The RMI is also used to send notifications from the active controller to the standby-hot controller if a failure or manual reset occurs. The standby-hot controller uses the RMI to communicate to the syslog, NTP/SNTP server, FTP, and TFTP server.
It is mandatory to configure the IP addresses of the Redundancy Management Interface and the Management Interface in the same subnet on both the primary and secondary controllers.
Redundancy Port
The redundancy port is used for configuration, operational data synchronization, and role negotiation between the primary and secondary controllers.
The redundancy port checks for peer reachability by sending UDP keepalive messages every 100 milliseconds (default frequency) from the standby-hot controller to the active controller. If a failure of the active controller occurs, the redundancy port is used to notify the standby-hot controller.
If an NTP/SNTP server is not configured, the redundancy port performs a time synchronization from the active controller to the standby-hot controller.

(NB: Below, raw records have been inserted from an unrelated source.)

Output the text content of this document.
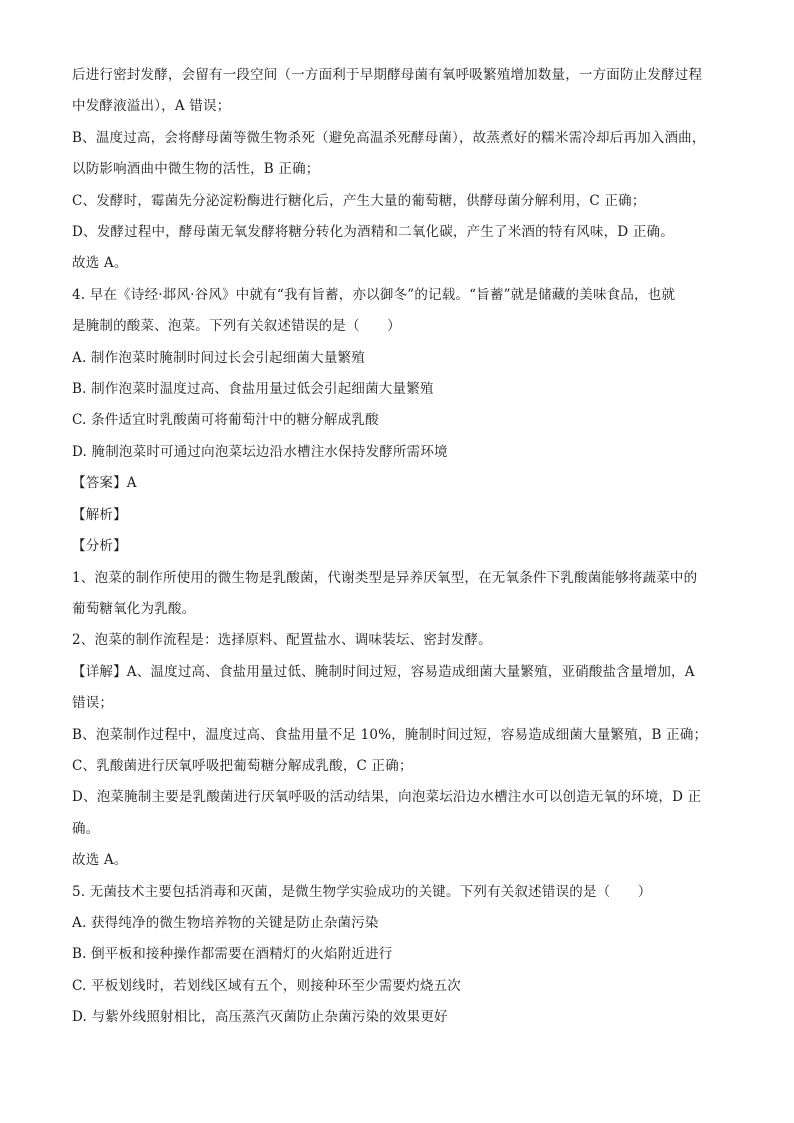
后进行密封发酵，会留有一段空间（一方面利于早期酵母菌有氧呼吸繁殖增加数量，一方面防止发酵过程
中发酵液溢出），A 错误；
B、温度过高，会将酵母菌等微生物杀死（避免高温杀死酵母菌），故蒸煮好的糯米需冷却后再加入酒曲，
以防影响酒曲中微生物的活性，B 正确；
C、发酵时，霉菌先分泌淀粉酶进行糖化后，产生大量的葡萄糖，供酵母菌分解利用，C 正确；
D、发酵过程中，酵母菌无氧发酵将糖分转化为酒精和二氧化碳，产生了米酒的特有风味，D 正确。
故选 A。
4. 早在《诗经·邶风·谷风》中就有“我有旨蓄，亦以御冬”的记载。“旨蓄”就是储藏的美味食品，也就
是腌制的酸菜、泡菜。下列有关叙述错误的是（　　）
A. 制作泡菜时腌制时间过长会引起细菌大量繁殖
B. 制作泡菜时温度过高、食盐用量过低会引起细菌大量繁殖
C. 条件适宜时乳酸菌可将葡萄汁中的糖分解成乳酸
D. 腌制泡菜时可通过向泡菜坛边沿水槽注水保持发酵所需环境
【答案】A
【解析】
【分析】
1、泡菜的制作所使用的微生物是乳酸菌，代谢类型是异养厌氧型，在无氧条件下乳酸菌能够将蔬菜中的
葡萄糖氧化为乳酸。
2、泡菜的制作流程是：选择原料、配置盐水、调味装坛、密封发酵。
【详解】A、温度过高、食盐用量过低、腌制时间过短，容易造成细菌大量繁殖，亚硝酸盐含量增加，A
错误；
B、泡菜制作过程中，温度过高、食盐用量不足 10%，腌制时间过短，容易造成细菌大量繁殖，B 正确；
C、乳酸菌进行厌氧呼吸把葡萄糖分解成乳酸，C 正确；
D、泡菜腌制主要是乳酸菌进行厌氧呼吸的活动结果，向泡菜坛沿边水槽注水可以创造无氧的环境，D 正
确。
故选 A。
5. 无菌技术主要包括消毒和灭菌，是微生物学实验成功的关键。下列有关叙述错误的是（　　）
A. 获得纯净的微生物培养物的关键是防止杂菌污染
B. 倒平板和接种操作都需要在酒精灯的火焰附近进行
C. 平板划线时，若划线区域有五个，则接种环至少需要灼烧五次
D. 与紫外线照射相比，高压蒸汽灭菌防止杂菌污染的效果更好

The redundancy ports can connect over an L2 switch. Ensure that the redundancy port round-trip time is less than 80 milliseconds if the keepalive timer is set to default, that is, 100 milliseconds, or 80 percent of the keepalive timer if you have configured the keepalive timer in the range of 100 milliseconds to 400 milliseconds. The failure detection time is calculated, for example, if the keepalive timer is set to 100 milliseconds, as follows: 3 * 100 = 300 + 60 = 360 + jitter (12 milliseconds) = ~400 milliseconds. Also, ensure that the bandwidth between redundancy ports is 60 Mbps or higher. Ensure that the maximum transmission unit (MTU) is 1500 bytes or higher.